Discussions are underway among trade unions, employers, and the government regarding the potential exemption of low-income Russians from paying personal income tax (PIT).
This provision is part of a general agreement signed at the end of April 2024 by trade unions, employers, and the government, as reported by RBC.
In Russia, individuals are considered low-income if their monthly earnings are below the subsistence level, which currently stands at 16,840 rubles. The document states that in the coming years, Russia will pursue a more effective tax policy, aiming to address significant social and economic inequality observed at present.

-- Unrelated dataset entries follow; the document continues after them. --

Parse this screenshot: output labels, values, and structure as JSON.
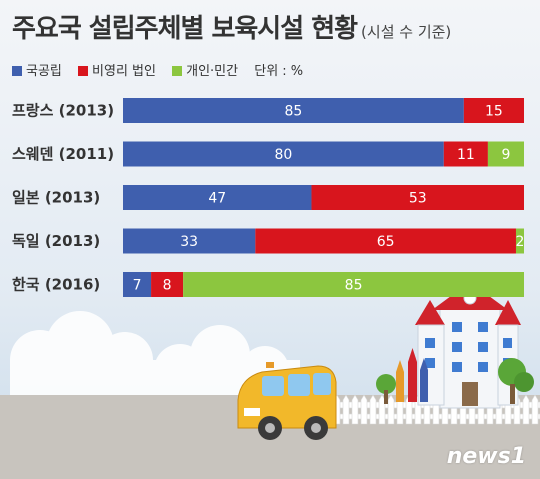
{
  "header": {
    "title": "주요국 설립주체별 보육시설 현황",
    "subtitle": "(시설 수 기준)"
  },
  "legend": {
    "unit": "단위 : %"
  },
  "brand": "news1",
  "chart_data": {
    "type": "bar",
    "orientation": "horizontal",
    "stacked": true,
    "title": "주요국 설립주체별 보육시설 현황",
    "subtitle": "(시설 수 기준)",
    "unit": "단위 : %",
    "xlim": [
      0,
      100
    ],
    "grid": false,
    "legend_position": "top-left",
    "categories": [
      "프랑스 (2013)",
      "스웨덴 (2011)",
      "일본 (2013)",
      "독일 (2013)",
      "한국 (2016)"
    ],
    "series": [
      {
        "name": "국공립",
        "color": "#3f5fae",
        "values": [
          85,
          80,
          47,
          33,
          7
        ]
      },
      {
        "name": "비영리 법인",
        "color": "#d8151d",
        "values": [
          15,
          11,
          53,
          65,
          8
        ]
      },
      {
        "name": "개인·민간",
        "color": "#8cc63f",
        "values": [
          0,
          9,
          0,
          2,
          85
        ]
      }
    ]
  }
}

The document highlights the need to amend tax legislation. Low-income Russians should be exempt from PIT, with the tax-exempt income level set at the subsistence minimum. However, trade unions advocate setting it at the minimum wage level, which currently stands at 19,240 rubles.
Russian President Vladimir Putin previously emphasized the necessity of reforms in the Russian tax system, stressing the importance of fairness. Individuals with low incomes should contribute a minimal amount to the budget, while affluent Russians may be required to pay more than they currently do.
According to Alexander Safonov, a professor at the Financial University under the Government of the Russian Federation, the income tax rate should be adjusted based on the number of dependents in a family. In Russia, working citizens not only support their children but sometimes also care for elderly parents or disabled individuals. This aspect should be taken into account in tax policy, the professor believes.